In the opposite end of the scale, Empire Soldiers by Metro-Boulot-Dodo is a totally pitched utilization of this form. Content to permit audience members a chair during, the objective of the richly designed universe isn’t its own existence, but to concentrate you on this of its topic — a Caribbean soldier recruited to fight in the first world war. A deft usage of audio assembles a brief, poetic and moving encounter.

Tardigrades and nematodes

Hurtling outwards from our planetary house, the themes of Andy Gracie’s Deep Data Prototypes _1, _2 + _3 are not likely to create any sound whatsoever — together with microscopic tardigrades and nematodes playing starring roles in a number of busy astrobiology experiments. Assessing the parameters for life, Gracie exposes his test issues to the intense magnetic fields of their own gas giants as well as also the gravity of exoplanetary super-Earths, while seedlings try for life at the light conditions of both a real and literary Mars.
Gracie’s work perfectly embodies the intersection of calibrated experimentation and artwork, with every prototype representing a shocking variety of hours at the laboratory consulting with planetary scientists.

Ascending the aptly called Steep Hill into Lincoln’s famous palace feels just like a trip back in time in more ways than you.
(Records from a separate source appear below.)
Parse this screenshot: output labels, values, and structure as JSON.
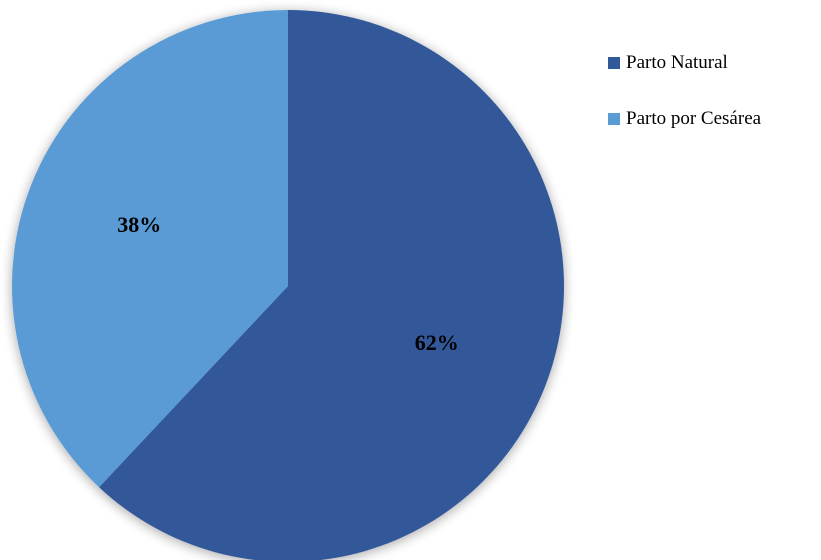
{
  "chart_data": {
    "type": "pie",
    "title": "",
    "slices": [
      {
        "label": "Parto Natural",
        "value": 62,
        "display": "62%",
        "color": "#31589a"
      },
      {
        "label": "Parto por Cesárea",
        "value": 38,
        "display": "38%",
        "color": "#5a9bd5"
      }
    ],
    "legend_position": "top-right",
    "start_angle": "12 o'clock",
    "direction": "clockwise"
  }
}
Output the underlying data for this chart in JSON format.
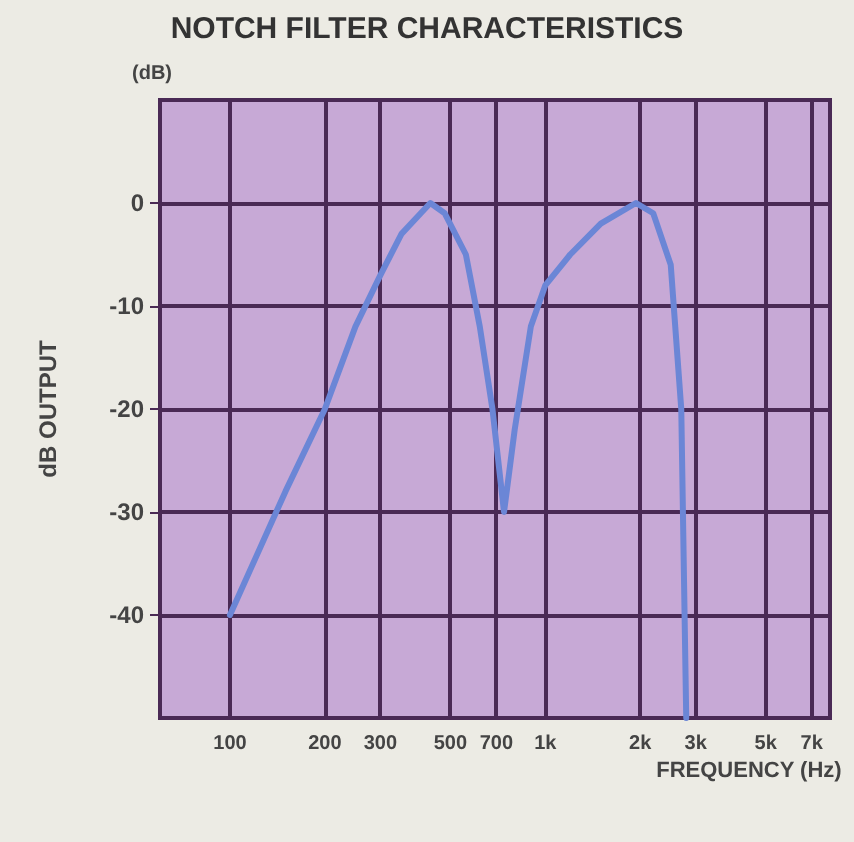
{
  "chart_data": {
    "type": "line",
    "title": "NOTCH FILTER CHARACTERISTICS",
    "xlabel": "FREQUENCY (Hz)",
    "ylabel": "dB OUTPUT",
    "annotations": [
      "(dB)"
    ],
    "x": [
      100,
      150,
      200,
      250,
      300,
      350,
      432,
      480,
      560,
      620,
      680,
      740,
      800,
      900,
      1000,
      1200,
      1500,
      1940,
      2200,
      2500,
      2700,
      2800
    ],
    "series": [
      {
        "color": "#6b86d6",
        "values": [
          -40,
          -28,
          -20,
          -12,
          -7,
          -3,
          0,
          -1,
          -5,
          -12,
          -20,
          -30,
          -22,
          -12,
          -8,
          -5,
          -2,
          0,
          -1,
          -6,
          -20,
          -50
        ]
      }
    ],
    "log": "x",
    "xlim": [
      60,
      8000
    ],
    "xticks": [
      100,
      200,
      300,
      500,
      700,
      {
        "value": 1000,
        "label": "1k"
      },
      {
        "value": 2000,
        "label": "2k"
      },
      {
        "value": 3000,
        "label": "3k"
      },
      {
        "value": 5000,
        "label": "5k"
      },
      {
        "value": 7000,
        "label": "7k"
      }
    ],
    "ylim": [
      -50,
      10
    ],
    "yticks": [
      0,
      -10,
      -20,
      -30,
      -40
    ],
    "grid": true,
    "marker": "none",
    "line_style": "solid"
  }
}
Proudly touted as Frequency’s many analogue offering, Assemble’s Log Book homes four real life hewers at the chapter house, gradually forming freshly felled trees to beams. Rhythmic and hypnotic, it would be simple to pass an whole day immersed in the odor of resin and the ocean of sprinkled woodchips. Frequency will require you to the farthest reaches of space, but it is going to always reach out to floor you again.